Unbiased Evaluation of Large Language Models from a Causal Perspective
Meilin Chen, Jian Tian, Liang Ma, Di Xie, Weijie Chen, Jiang Zhu
TL;DR
This work addresses benchmark contamination and biases in large-language-model evaluation by introducing the Unbiased Evaluator, a causal evaluation framework that uses Bags Of Atomic Interventions (BOAT) to dynamically perturb input configurations. The authors formalize evaluation bias, decompose it into original, related, and independent components, and show how Agents-as-an-Evaluator suffer from data and model biases.
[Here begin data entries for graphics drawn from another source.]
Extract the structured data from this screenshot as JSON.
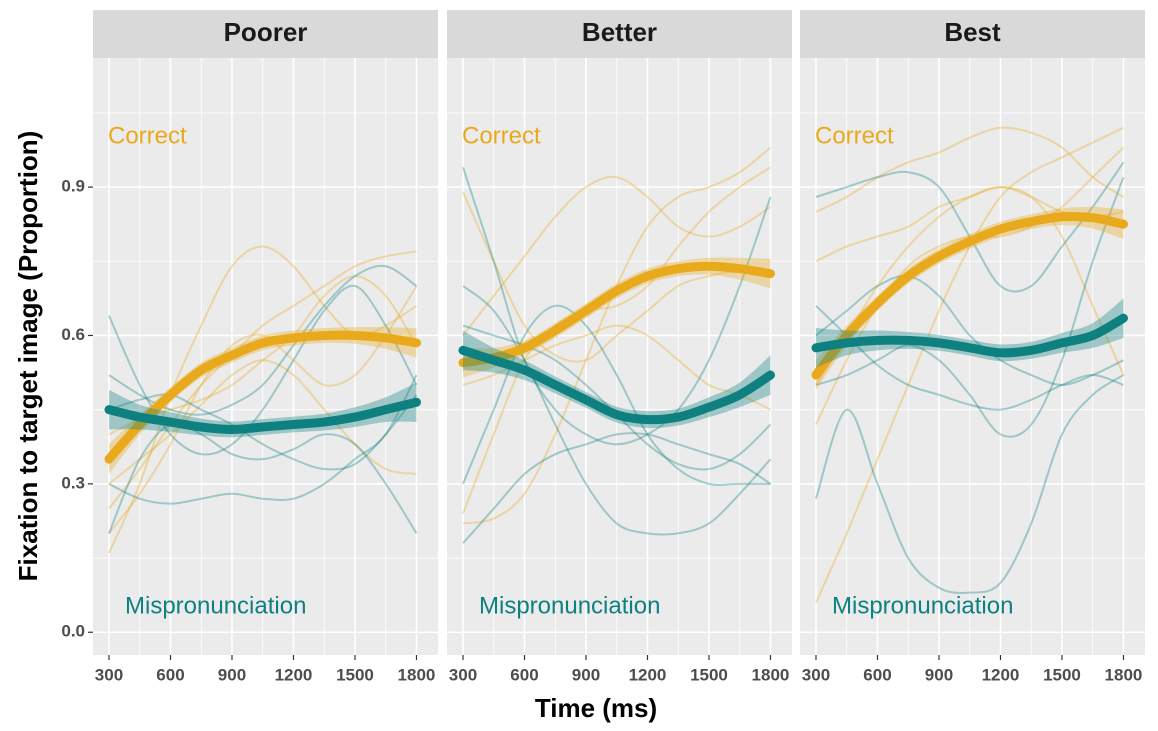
{
  "axis_titles": {
    "x": "Time (ms)",
    "y": "Fixation to target image (Proportion)"
  },
  "chart_data": [
    {
      "type": "line",
      "title": "Poorer",
      "x": [
        300,
        450,
        600,
        750,
        900,
        1050,
        1200,
        1350,
        1500,
        1650,
        1800
      ],
      "xlim": [
        222,
        1905
      ],
      "ylim": [
        -0.046,
        1.161
      ],
      "xticks": [
        300,
        600,
        900,
        1200,
        1500,
        1800
      ],
      "yticks": [
        {
          "value": 0,
          "label": "0.0"
        },
        0.3,
        0.6,
        0.9
      ],
      "grid": true,
      "series": [
        {
          "name": "Correct",
          "color": "#E9A91C",
          "values": [
            0.35,
            0.42,
            0.48,
            0.53,
            0.56,
            0.585,
            0.595,
            0.6,
            0.6,
            0.595,
            0.585
          ],
          "lower": [
            0.32,
            0.4,
            0.465,
            0.515,
            0.545,
            0.57,
            0.58,
            0.585,
            0.583,
            0.573,
            0.555
          ],
          "upper": [
            0.38,
            0.44,
            0.495,
            0.545,
            0.575,
            0.6,
            0.61,
            0.615,
            0.617,
            0.617,
            0.615
          ],
          "individuals": [
            [
              0.16,
              0.3,
              0.48,
              0.62,
              0.74,
              0.78,
              0.74,
              0.66,
              0.6,
              0.62,
              0.66
            ],
            [
              0.25,
              0.33,
              0.42,
              0.5,
              0.56,
              0.62,
              0.66,
              0.7,
              0.74,
              0.76,
              0.77
            ],
            [
              0.4,
              0.43,
              0.45,
              0.47,
              0.5,
              0.55,
              0.6,
              0.68,
              0.72,
              0.68,
              0.58
            ],
            [
              0.3,
              0.35,
              0.4,
              0.46,
              0.52,
              0.55,
              0.52,
              0.45,
              0.38,
              0.33,
              0.32
            ],
            [
              0.2,
              0.28,
              0.38,
              0.5,
              0.58,
              0.6,
              0.55,
              0.5,
              0.52,
              0.6,
              0.7
            ]
          ]
        },
        {
          "name": "Mispronunciation",
          "color": "#0E8080",
          "values": [
            0.45,
            0.435,
            0.425,
            0.415,
            0.41,
            0.415,
            0.42,
            0.425,
            0.435,
            0.45,
            0.465
          ],
          "lower": [
            0.41,
            0.41,
            0.405,
            0.398,
            0.394,
            0.399,
            0.404,
            0.408,
            0.415,
            0.425,
            0.425
          ],
          "upper": [
            0.49,
            0.46,
            0.445,
            0.432,
            0.426,
            0.431,
            0.436,
            0.442,
            0.455,
            0.475,
            0.505
          ],
          "individuals": [
            [
              0.64,
              0.5,
              0.4,
              0.36,
              0.38,
              0.45,
              0.55,
              0.65,
              0.7,
              0.62,
              0.5
            ],
            [
              0.3,
              0.27,
              0.26,
              0.27,
              0.28,
              0.27,
              0.27,
              0.3,
              0.35,
              0.4,
              0.52
            ],
            [
              0.52,
              0.48,
              0.45,
              0.44,
              0.46,
              0.5,
              0.58,
              0.66,
              0.72,
              0.74,
              0.7
            ],
            [
              0.2,
              0.35,
              0.42,
              0.4,
              0.36,
              0.35,
              0.37,
              0.4,
              0.38,
              0.3,
              0.2
            ],
            [
              0.45,
              0.47,
              0.48,
              0.45,
              0.42,
              0.38,
              0.35,
              0.33,
              0.34,
              0.4,
              0.48
            ]
          ]
        }
      ]
    },
    {
      "type": "line",
      "title": "Better",
      "x": [
        300,
        450,
        600,
        750,
        900,
        1050,
        1200,
        1350,
        1500,
        1650,
        1800
      ],
      "xlim": [
        222,
        1905
      ],
      "ylim": [
        -0.046,
        1.161
      ],
      "xticks": [
        300,
        600,
        900,
        1200,
        1500,
        1800
      ],
      "yticks": [
        {
          "value": 0,
          "label": "0.0"
        },
        0.3,
        0.6,
        0.9
      ],
      "grid": true,
      "series": [
        {
          "name": "Correct",
          "color": "#E9A91C",
          "values": [
            0.545,
            0.555,
            0.575,
            0.61,
            0.65,
            0.69,
            0.72,
            0.735,
            0.74,
            0.735,
            0.725
          ],
          "lower": [
            0.515,
            0.535,
            0.56,
            0.595,
            0.635,
            0.675,
            0.705,
            0.72,
            0.723,
            0.713,
            0.695
          ],
          "upper": [
            0.575,
            0.575,
            0.59,
            0.625,
            0.665,
            0.705,
            0.735,
            0.75,
            0.757,
            0.757,
            0.755
          ],
          "individuals": [
            [
              0.22,
              0.23,
              0.28,
              0.4,
              0.55,
              0.7,
              0.82,
              0.88,
              0.9,
              0.93,
              0.98
            ],
            [
              0.89,
              0.75,
              0.62,
              0.56,
              0.55,
              0.6,
              0.65,
              0.7,
              0.72,
              0.73,
              0.72
            ],
            [
              0.6,
              0.68,
              0.76,
              0.84,
              0.9,
              0.92,
              0.88,
              0.82,
              0.8,
              0.82,
              0.86
            ],
            [
              0.24,
              0.4,
              0.55,
              0.62,
              0.65,
              0.66,
              0.7,
              0.78,
              0.85,
              0.9,
              0.94
            ],
            [
              0.5,
              0.52,
              0.55,
              0.58,
              0.6,
              0.62,
              0.6,
              0.55,
              0.5,
              0.48,
              0.45
            ]
          ]
        },
        {
          "name": "Mispronunciation",
          "color": "#0E8080",
          "values": [
            0.57,
            0.55,
            0.53,
            0.5,
            0.47,
            0.44,
            0.43,
            0.435,
            0.455,
            0.48,
            0.52
          ],
          "lower": [
            0.53,
            0.525,
            0.51,
            0.483,
            0.454,
            0.424,
            0.413,
            0.418,
            0.435,
            0.455,
            0.48
          ],
          "upper": [
            0.61,
            0.575,
            0.55,
            0.517,
            0.486,
            0.456,
            0.447,
            0.452,
            0.475,
            0.505,
            0.56
          ],
          "individuals": [
            [
              0.94,
              0.75,
              0.55,
              0.45,
              0.4,
              0.38,
              0.4,
              0.45,
              0.55,
              0.7,
              0.88
            ],
            [
              0.18,
              0.25,
              0.32,
              0.36,
              0.38,
              0.4,
              0.4,
              0.38,
              0.36,
              0.34,
              0.3
            ],
            [
              0.7,
              0.65,
              0.55,
              0.42,
              0.3,
              0.22,
              0.2,
              0.2,
              0.22,
              0.28,
              0.35
            ],
            [
              0.3,
              0.45,
              0.6,
              0.66,
              0.62,
              0.52,
              0.4,
              0.33,
              0.3,
              0.3,
              0.3
            ],
            [
              0.62,
              0.6,
              0.58,
              0.55,
              0.5,
              0.44,
              0.38,
              0.34,
              0.33,
              0.36,
              0.42
            ]
          ]
        }
      ]
    },
    {
      "type": "line",
      "title": "Best",
      "x": [
        300,
        450,
        600,
        750,
        900,
        1050,
        1200,
        1350,
        1500,
        1650,
        1800
      ],
      "xlim": [
        222,
        1905
      ],
      "ylim": [
        -0.046,
        1.161
      ],
      "xticks": [
        300,
        600,
        900,
        1200,
        1500,
        1800
      ],
      "yticks": [
        {
          "value": 0,
          "label": "0.0"
        },
        0.3,
        0.6,
        0.9
      ],
      "grid": true,
      "series": [
        {
          "name": "Correct",
          "color": "#E9A91C",
          "values": [
            0.52,
            0.6,
            0.665,
            0.72,
            0.76,
            0.79,
            0.815,
            0.83,
            0.84,
            0.838,
            0.825
          ],
          "lower": [
            0.49,
            0.58,
            0.65,
            0.705,
            0.745,
            0.775,
            0.8,
            0.815,
            0.823,
            0.816,
            0.795
          ],
          "upper": [
            0.55,
            0.62,
            0.68,
            0.735,
            0.775,
            0.805,
            0.83,
            0.845,
            0.857,
            0.86,
            0.855
          ],
          "individuals": [
            [
              0.06,
              0.2,
              0.35,
              0.5,
              0.65,
              0.78,
              0.88,
              0.93,
              0.96,
              0.99,
              1.02
            ],
            [
              0.85,
              0.88,
              0.92,
              0.95,
              0.97,
              1.0,
              1.02,
              1.01,
              0.98,
              0.92,
              0.88
            ],
            [
              0.5,
              0.6,
              0.7,
              0.78,
              0.84,
              0.88,
              0.9,
              0.88,
              0.8,
              0.66,
              0.52
            ],
            [
              0.42,
              0.55,
              0.66,
              0.74,
              0.78,
              0.8,
              0.8,
              0.82,
              0.86,
              0.92,
              0.98
            ],
            [
              0.75,
              0.78,
              0.8,
              0.82,
              0.86,
              0.88,
              0.9,
              0.88,
              0.85,
              0.84,
              0.85
            ]
          ]
        },
        {
          "name": "Mispronunciation",
          "color": "#0E8080",
          "values": [
            0.575,
            0.585,
            0.59,
            0.59,
            0.585,
            0.575,
            0.565,
            0.57,
            0.585,
            0.6,
            0.635
          ],
          "lower": [
            0.535,
            0.56,
            0.57,
            0.573,
            0.569,
            0.559,
            0.548,
            0.553,
            0.565,
            0.575,
            0.595
          ],
          "upper": [
            0.615,
            0.61,
            0.61,
            0.607,
            0.601,
            0.591,
            0.582,
            0.587,
            0.605,
            0.625,
            0.675
          ],
          "individuals": [
            [
              0.27,
              0.45,
              0.3,
              0.15,
              0.09,
              0.08,
              0.1,
              0.22,
              0.4,
              0.48,
              0.52
            ],
            [
              0.88,
              0.9,
              0.92,
              0.93,
              0.9,
              0.8,
              0.7,
              0.7,
              0.78,
              0.86,
              0.95
            ],
            [
              0.66,
              0.6,
              0.54,
              0.5,
              0.48,
              0.46,
              0.45,
              0.47,
              0.5,
              0.52,
              0.5
            ],
            [
              0.5,
              0.52,
              0.55,
              0.58,
              0.55,
              0.48,
              0.4,
              0.42,
              0.55,
              0.75,
              0.92
            ],
            [
              0.6,
              0.65,
              0.7,
              0.72,
              0.68,
              0.6,
              0.55,
              0.52,
              0.5,
              0.52,
              0.55
            ]
          ]
        }
      ]
    }
  ]
}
Through a minimal probing task and extensive experiments on ARC-C, MMLU, and GSM8K, the Unbiased Evaluator yields more robust, interpretable assessments and aligns more closely with expert judgments and LiveBench rankings. The approach demonstrates reduced data and model biases, mitigates contamination effects, and scales across model sizes, offering a principled path toward fairer, more transparent LLM evaluation.
Abstract
Benchmark contamination has become a significant concern in the LLM evaluation community. Previous Agents-as-an-Evaluator address this issue by involving agents in the generation of questions. Despite their success, the biases in Agents-as-an-Evaluator methods remain largely unexplored. In this paper, we present a theoretical formulation of evaluation bias, providing valuable insights into designing unbiased evaluation protocols. Furthermore, we identify two type of bias in Agents-as-an-Evaluator through carefully designed probing tasks on a minimal Agents-as-an-Evaluator setup. To address these issues, we propose the Unbiased Evaluator, an evaluation protocol that delivers a more comprehensive, unbiased, and interpretable assessment of LLMs.Extensive experiments reveal significant room for improvement in current LLMs. Additionally, we demonstrate that the Unbiased Evaluator not only offers strong evidence of benchmark contamination but also provides interpretable evaluation results.